27 de out de 2010

FUNCARTE RECEBE A MAIOR MOSTRA SIMULTÂNEA DE ARTE DO PAÍS!

Yara Tupinambá expõe o desenho-pastel "Lira 37" na Galeria Newton Navarro

Liliane Dardot (de rosa) participa da mostra em Natal com a litografia "Tatuara"


Sem dúvida o meu maior desafio à frente do Núcleo de Artes Visuais da Funcarte foi contribuir para a montagem desta belíssima iniciativa da Caixa Econômica Federal. Num país sem memória e onde 96% da população nunca entrou dentro de uma galeria de arte, pensar as Artes Visuais de maneira tão ousada e instigante é motivador. Estou feliz por fazer parte deste processo de trabalho e de partilhar por osmose de todo o know-how da Aori Produções Culturais, produtora paulista responsável pela montagem da exposição em todas as capitais brasileiras. Espero que o público potiguar faça a sua parte e desfrute da beleza e dos efeitos transformadores que só a arte pode nos proporcionar!

Estão todos convidados!

CAIXA APRESENTA A MAIOR MOSTRA SIMULTÂNEA DO PAÍS

“Galeria CAIXA Brasil” comemora os 150 anos do banco com exposições em todas as capitais do país e promove uma seleção popular

A Caixa Econômica Federal apresenta, de 05 a 28 de novembro de 2010, “Galeria CAIXA Brasil”, a maior mostra simultânea já realizada no país. O acervo artístico do banco – que inclui trabalhos de Djanira, Tarsila do Amaral, Di Cavalcanti e outros – será exposto nas 27 capitais brasileiras, como parte das comemorações dos 150 anos da CAIXA. As exposições, com entrada franca, serão montadas nas cinco unidades da CAIXA Cultural (Brasília, Curitiba, Rio de Janeiro, Salvador e São Paulo) e em museus e galerias de arte de instituições parceiras nas demais cidades.

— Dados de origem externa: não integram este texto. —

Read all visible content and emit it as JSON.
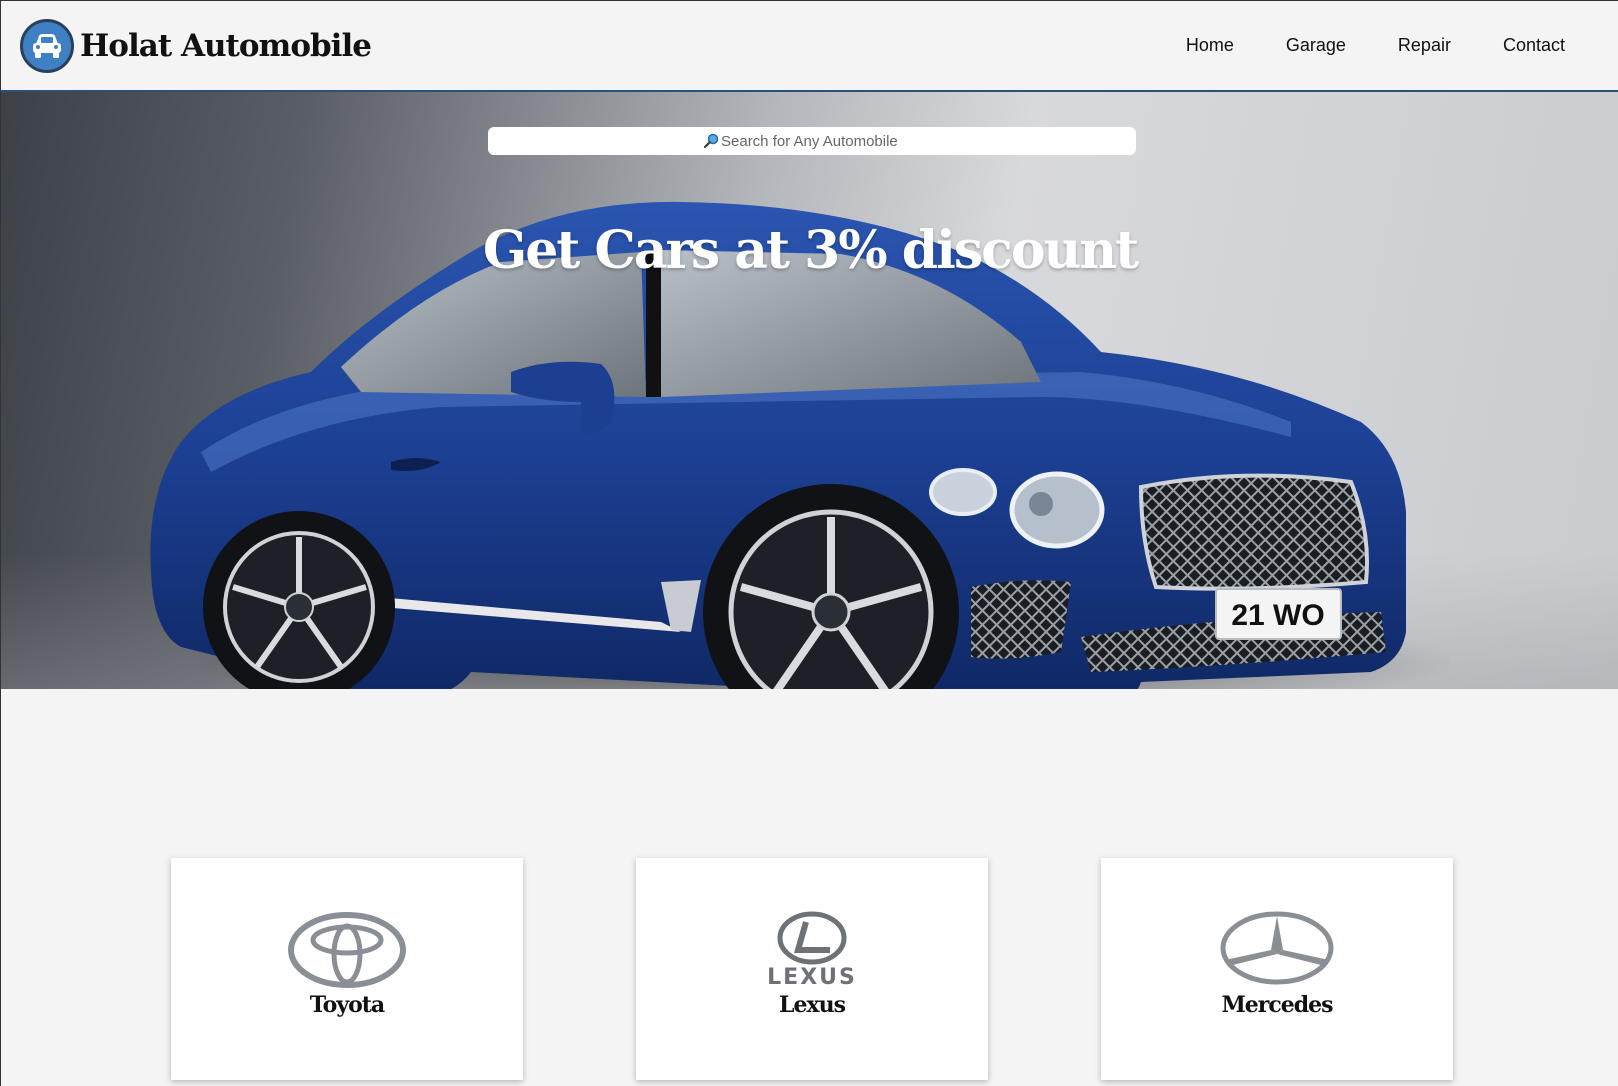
{
  "header": {
    "logo_text": "Holat Automobile",
    "logo_icon": "car-icon",
    "nav": [
      {
        "label": "Home"
      },
      {
        "label": "Garage"
      },
      {
        "label": "Repair"
      },
      {
        "label": "Contact"
      }
    ]
  },
  "hero": {
    "search_placeholder": "Search for Any Automobile",
    "search_icon": "magnifier-icon",
    "headline": "Get Cars at 3% discount",
    "image": "blue-coupe-car-image",
    "plate_text": "21 WO"
  },
  "brands": [
    {
      "name": "Toyota",
      "icon": "toyota-logo"
    },
    {
      "name": "Lexus",
      "icon": "lexus-logo",
      "wordmark": "LEXUS"
    },
    {
      "name": "Mercedes",
      "icon": "mercedes-logo"
    }
  ],
  "colors": {
    "accent": "#3f7fc4",
    "header_border": "#2d4f7c",
    "car_body": "#1f3f8f"
  }
}
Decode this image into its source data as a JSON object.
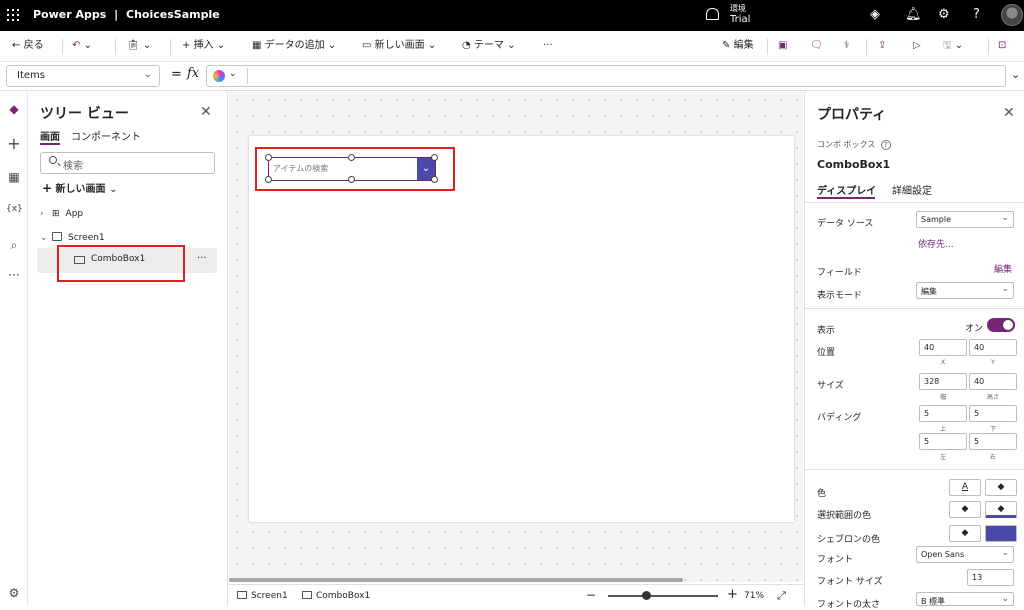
{
  "app": {
    "brand": "Power Apps",
    "sep": "|",
    "app_name": "ChoicesSample"
  },
  "environment": {
    "label": "環境",
    "name": "Trial"
  },
  "toolbar": {
    "back": "戻る",
    "insert": "挿入",
    "add_data": "データの追加",
    "new_screen": "新しい画面",
    "theme": "テーマ",
    "more": "···",
    "edit": "編集"
  },
  "formula_bar": {
    "property": "Items",
    "eq": "=",
    "fx": "fx",
    "formula": ""
  },
  "tree": {
    "title": "ツリー ビュー",
    "tabs": [
      "画面",
      "コンポーネント"
    ],
    "search_placeholder": "検索",
    "new_screen": "新しい画面",
    "nodes": [
      {
        "label": "App"
      },
      {
        "label": "Screen1"
      },
      {
        "label": "ComboBox1"
      }
    ],
    "more": "···"
  },
  "canvas": {
    "combo_placeholder": "アイテムの検索",
    "zoom": "71%",
    "breadcrumb": [
      "Screen1",
      "ComboBox1"
    ]
  },
  "properties": {
    "title": "プロパティ",
    "type_label": "コンボ ボックス",
    "control_name": "ComboBox1",
    "tabs": [
      "ディスプレイ",
      "詳細設定"
    ],
    "datasource_label": "データ ソース",
    "datasource_value": "Sample",
    "depends_link": "依存先...",
    "fields_label": "フィールド",
    "fields_edit": "編集",
    "display_mode_label": "表示モード",
    "display_mode_value": "編集",
    "visible_label": "表示",
    "visible_value": "オン",
    "position_label": "位置",
    "position": {
      "x": "40",
      "y": "40",
      "x_label": "X",
      "y_label": "Y"
    },
    "size_label": "サイズ",
    "size": {
      "w": "328",
      "h": "40",
      "w_label": "幅",
      "h_label": "高さ"
    },
    "padding_label": "パディング",
    "padding": {
      "top": "5",
      "bottom": "5",
      "left": "5",
      "right": "5",
      "top_label": "上",
      "bottom_label": "下",
      "left_label": "左",
      "right_label": "右"
    },
    "color_label": "色",
    "selection_color_label": "選択範囲の色",
    "chevron_color_label": "シェブロンの色",
    "font_label": "フォント",
    "font_value": "Open Sans",
    "font_size_label": "フォント サイズ",
    "font_size_value": "13",
    "font_weight_label": "フォントの太さ",
    "font_weight_value": "B 標準",
    "color_a": "A"
  },
  "colors": {
    "accent": "#742774",
    "chevron_fill": "#4a4aa8",
    "highlight": "#e02020"
  }
}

A abertura das 27 exposições, no dia 05, ocorrerá em homenagem ao Dia Nacional da Cultura Brasileira. Nas unidades da CAIXA Cultural haverá oficinas para alunos de escolas públicas e particulares, instituições que cuidam de idosos e pessoas com necessidades especiais, além de visitas monitoradas.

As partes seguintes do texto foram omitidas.